[PATCH 7/13] powerpc: Add arch/powerpc mv64x60 MPSC platform data setup

Arnd Bergmann arnd at arndb.de
Fri Apr 27 01:14:59 EST 2007


On Thursday 26 April 2007, Dale Farnsworth wrote:
> On Thu, Apr 26, 2007 at 01:24:19PM +0200, Arnd Bergmann wrote:
> > On Thursday 26 April 2007, Dale Farnsworth wrote:
> > > > This looks wrong to me. See drivers/serial/of_serial.c to find how we do it for
> > > > 8250 compatible serial ports. You should probably just add your serial port
> > > > stuff in there as well, instead of doing your own scanning of the device tree.
> > > 
> > > Unfortunately, this hardware is very much non-8250 compatible.
> > 
> > That shouldn't matter much. The driver is not 8250 specific by itself,
> > it's just that right now it doesn't know about any other chips.
> 
> Hmm, I wouldn't call that a driver, I'd call it OF interface
> glue used to register the driver. 

I mean driver in the sense that it registers a struct device_driver, not
that it does anything particularly interesting with the hardware

> I guess I could put the 
> platform_device_register call for the mpsc driver in that file.
> But I think that will increase, rather than reduce complexity.
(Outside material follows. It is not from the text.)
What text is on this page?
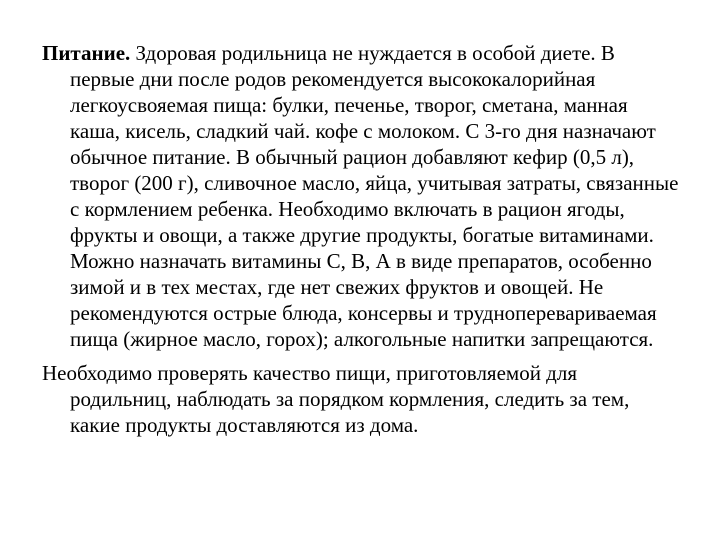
Питание. Здоровая родильница не нуждается в особой диете. В первые дни после родов рекомендуется высококалорийная легкоусвояемая пища: булки, печенье, творог, сметана, манная каша, кисель, сладкий чай. кофе с молоком. С 3-го дня назначают обычное питание. В обычный рацион добавляют кефир (0,5 л), творог (200 г), сливочное масло, яйца, учитывая затраты, связанные с кормлением ребенка. Необходимо включать в рацион ягоды, фрукты и овощи, а также другие продукты, богатые витаминами. Можно назначать витамины С, В, А в виде препаратов, особенно зимой и в тех местах, где нет свежих фруктов и овощей. Не рекомендуются острые блюда, консервы и трудноперевариваемая пища (жирное масло, горох); алкогольные напитки запрещаются.

Необходимо проверять качество пищи, приготовляемой для родильниц, наблюдать за порядком кормления, следить за тем, какие продукты доставляются из дома.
Right, I wasn't thinking of that. Instead I meant you should call the
mpsc_drv_probe() function (or some variation of that) directly from
of_platform_serial_probe(), the way that I call serial8250_register_port.

> > > > > +???????????pdev = platform_device_register_simple(MPSC_CTLR_NAME, i, r, 5);
> > > > > +???????????if (IS_ERR(pdev)) {
> > > > > +???????????????????err = PTR_ERR(pdev);
> > > > > +???????????????????goto ret_node_put;
> > > > > +???????????}
> 
> Can you coerce your mailer to stop munging tabs?

sorry about that, it always happens when I copy something over from my vim.

> > Ok, I see where some of the limitations come from. However, instead of
> > introducing the new "sdma" and "brg" properties, why not just add the
> > register ranges to the "reg" property, like other drivers do?
> 
> The sdma and brg are not simply properties of the serial device, these
> nodes represent hardware modules that may be shared by multiple drivers.

Ok, this looks like a mess that is rather hard to clean up and now might
not be the time to start working on that. If these are shared by multiple
high-level drivers, it sounds like there ought to be a driver for each of
them that also does the necessary locking to serialize register accesses.